The couple has also contributed to the larger Church in several ways, and was instrumental in bringing the Oratory of Our Lady Queen of Peace and Good Voyage to the Basilica of the National Shrine of the Immaculate Conception in Washington. The oratory holds a replica of a Filipino statue of Our Lady that reportedly disappeared twice from its location in the Philippines, and each time was found in the branches of a breadfruit tree.

In 1995, the Landichos traveled to Manila to meet with Cardinal Jaime Sin, the former archbishop of Manila, and received his approval to take this statue back to the United States. They arranged for the statue to fly first class on Philippine Airlines to San Francisco, and then to be transported from there to Washington.

Cora was born in the Philippines, and her father was a survivor of the Bataan Death March during World War II. He escaped to join guerilla forces, and in doing so, his family was marked for death by the Japanese. Going to Manila to retrieve the statue was the first time Cora had returned to the country since leaving, which she described as “a very poignant thing for me.”

After returning to the United States, the Landichos traveled around the country with the statue, fundraising for the oratory. Through all of the travel, the vestments of the statue were damaged, so the couple arranged for Filipino artisans to stay with them and restore the statue in their home.
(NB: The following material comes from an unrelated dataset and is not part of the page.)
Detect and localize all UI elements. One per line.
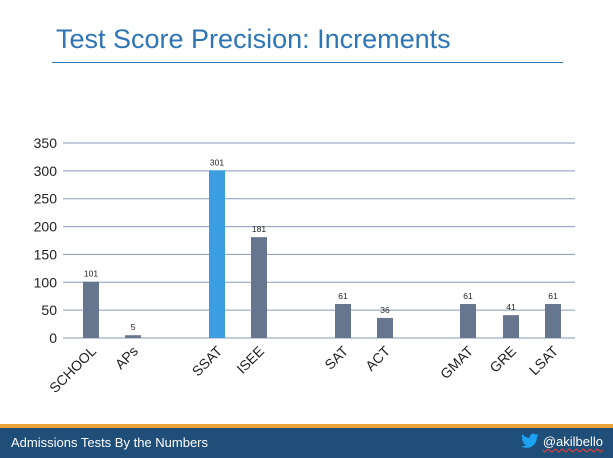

They said they felt very privileged to have Our Lady in their home for six weeks, and during that time their home turned into a small pilgrimage site, with parishioners from St. Joseph’s coming in at different times each day to pray in front of the statue.
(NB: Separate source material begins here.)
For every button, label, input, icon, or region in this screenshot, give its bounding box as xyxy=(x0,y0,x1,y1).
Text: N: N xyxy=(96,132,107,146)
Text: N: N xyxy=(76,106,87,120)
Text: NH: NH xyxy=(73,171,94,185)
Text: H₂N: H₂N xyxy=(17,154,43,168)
John received the “Order of Merit” award from Cardinal Theodore McCarrick for his work with the oratory, but he said “they really got it wrong, because it should have been a joint award.” Several years later, Cardinal Donald Wuerl presented the couple with a Manifesting the Kingdom Award, and this time, “They got it right” by including Cora, John said.

Following their example of service to the Church, most of their grandchildren are now altar servers. Reflecting on how the faith has passed down the generations, Cora said when her kids were growing up she never thought about the “chain reaction” that comes from what she did, but just tried to live her faith as she normally would.

“What you do is the good example, not what you tell them,” she said.

Cora also remembers that it was her own parents that instilled the faith in her through their intense prayer during the war, as the family had to keep running and hiding from the Japanese who were hunting them down.

Cora has continued to be resilient, and about a year ago she had to have heart surgery with five bypasses and an aortic valve replacement. She has been gradually getting better ever since, and John still keeps a journal of all of her medications. True to the vows he had taken nearly 60 years previously, “when she was sick, I didn’t run,” he said.

“When you take your vows, it is not a set of words,” said John. “You’re doing it in a church before God. It is a promise before Him."